Michael Daly, direktur Kissinger Institute on China and the United States, mengatakan perlu diadakan perundingan untuk mencegah terjadinya perang dagang yang dampaknya bisa dirasakan diseluruh dunia.

Tapi saat ini tampaknya Presiden Amerika Donald Trump dan Presiden China Xi Jinping lebih mementingkan berbicara dengan rakyat masing-masing.

“Saya kira harus ada perundingan. Masalahnya, kita tidak tahu bagaimana memulai perundingan itu, karena pemimpin China dan Amerika hanya sibuk berbicara dengan rakyat pendukung masing-masing. Kapan mereka akan berunding tentang berbagai masalah penting yang dihadapi bersama, itulah yang belum diketahui,” kata Michael Daly.

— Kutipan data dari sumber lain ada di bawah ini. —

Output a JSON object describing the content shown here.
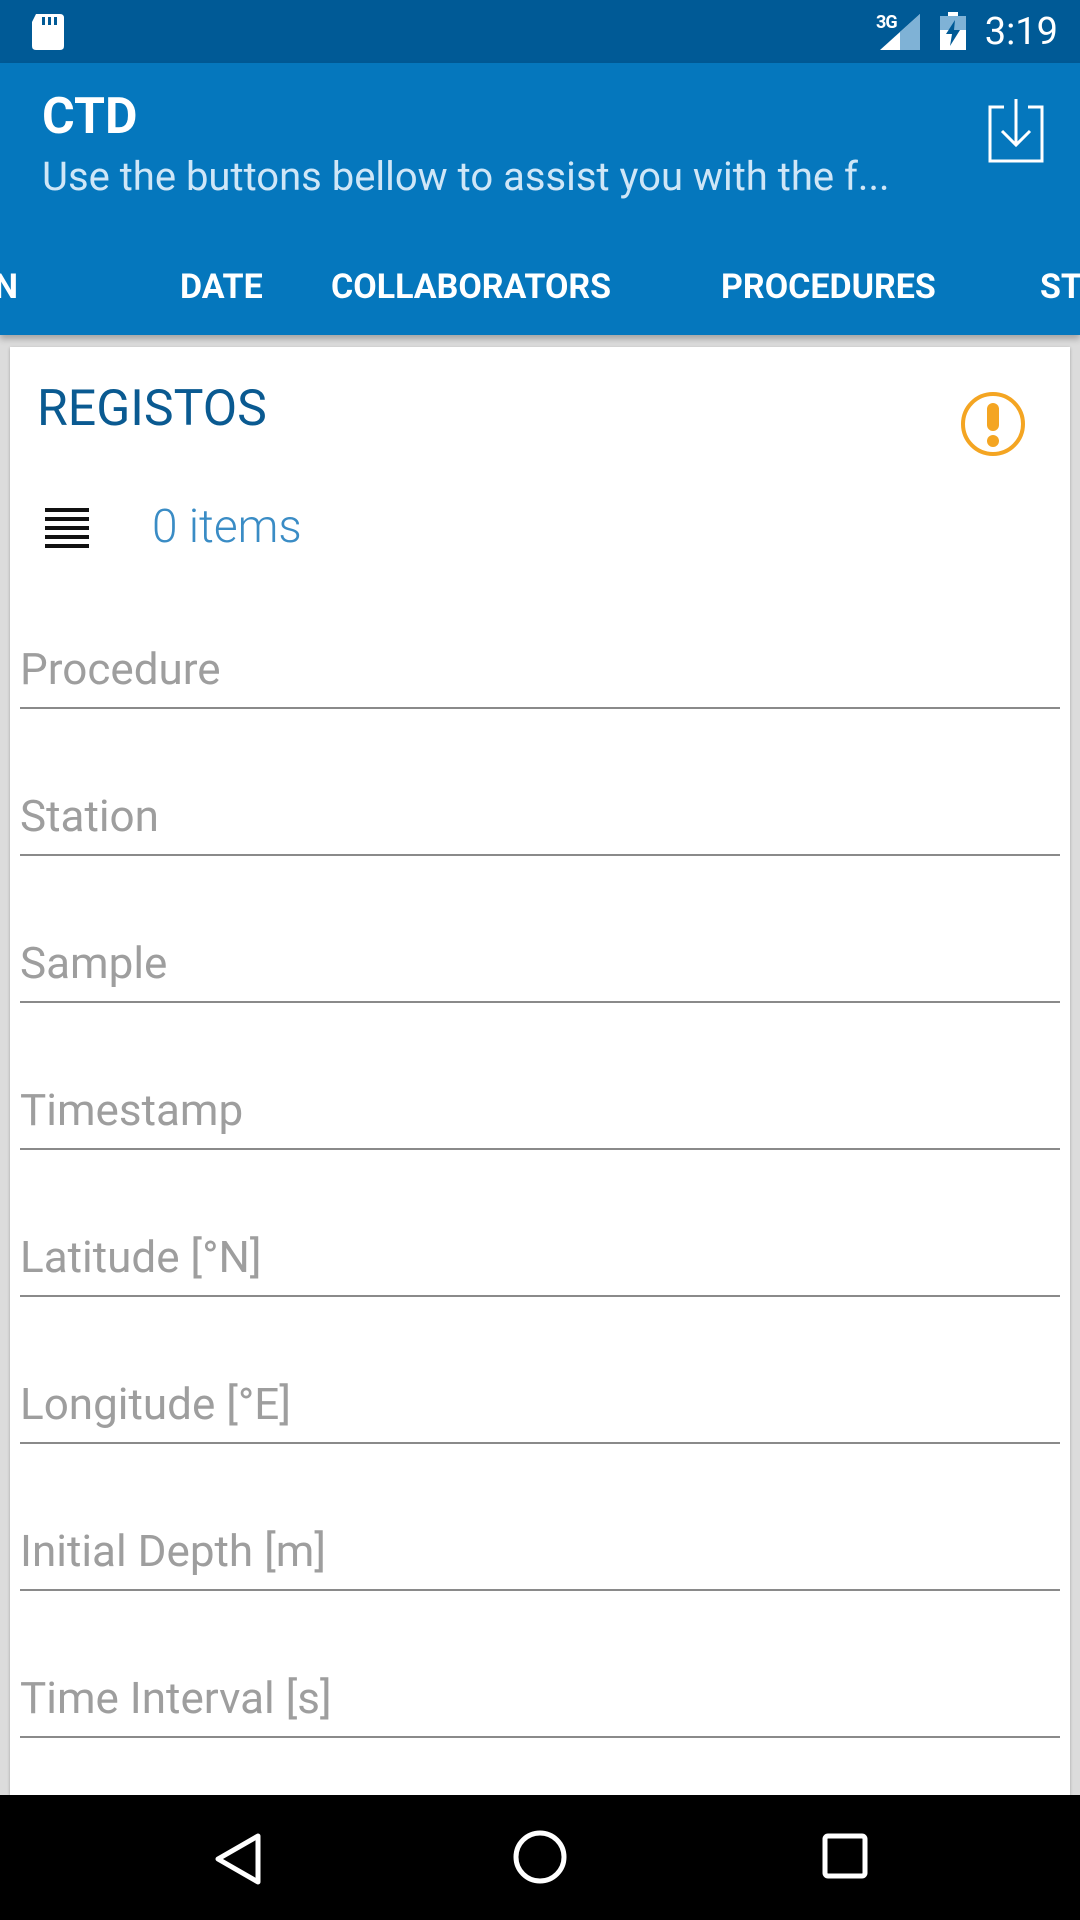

Ketika ditanya apakah mungkin ada perundingan diam-diam yang dilakukan dibelakang layar, Michael Daly mengatakan kepada wartawan VOA Ira Mellman,

“China membantah adanya perundingan. Masalahnya adalah apa yang dilihat oleh pihak Cina sebagai penghinaan dan ejekan, yang datang dari Washington. Dilihat dari kacamata Cina, sulit mengatakan mereka akan mau berunding dengan orang-orang yang melontarkan makian dan penghinaan terhadap mereka.”

Karena itu perlu ada penghentian retorika kasar dan saling ejek, dan setelah ada masa pendinginan barulah kedua pihak bisa duduk di meja perundingan, kata Daly menambahkan.

Ketika ia masih menjadi pebisnis besar, Trump sering menggunakan teknik perundingan yang keras seperti itu, tapi kenapa taktik itu tidak bisa dilakukan untuk menyelesaikan masalah dagang ini?.

“Cara itu tidak akan berhasil, karena ia kini tidak lagi menjadi pengusaha real estat besar di kawasan New York dan New Jersey. Lagipula, ketika itu ia adalah kepala sebuah perusahaan pribadi, dan bukan sebagai CEO perusahaan yang harus bertanggung jawab kepada pemegang saham,” kata Daly.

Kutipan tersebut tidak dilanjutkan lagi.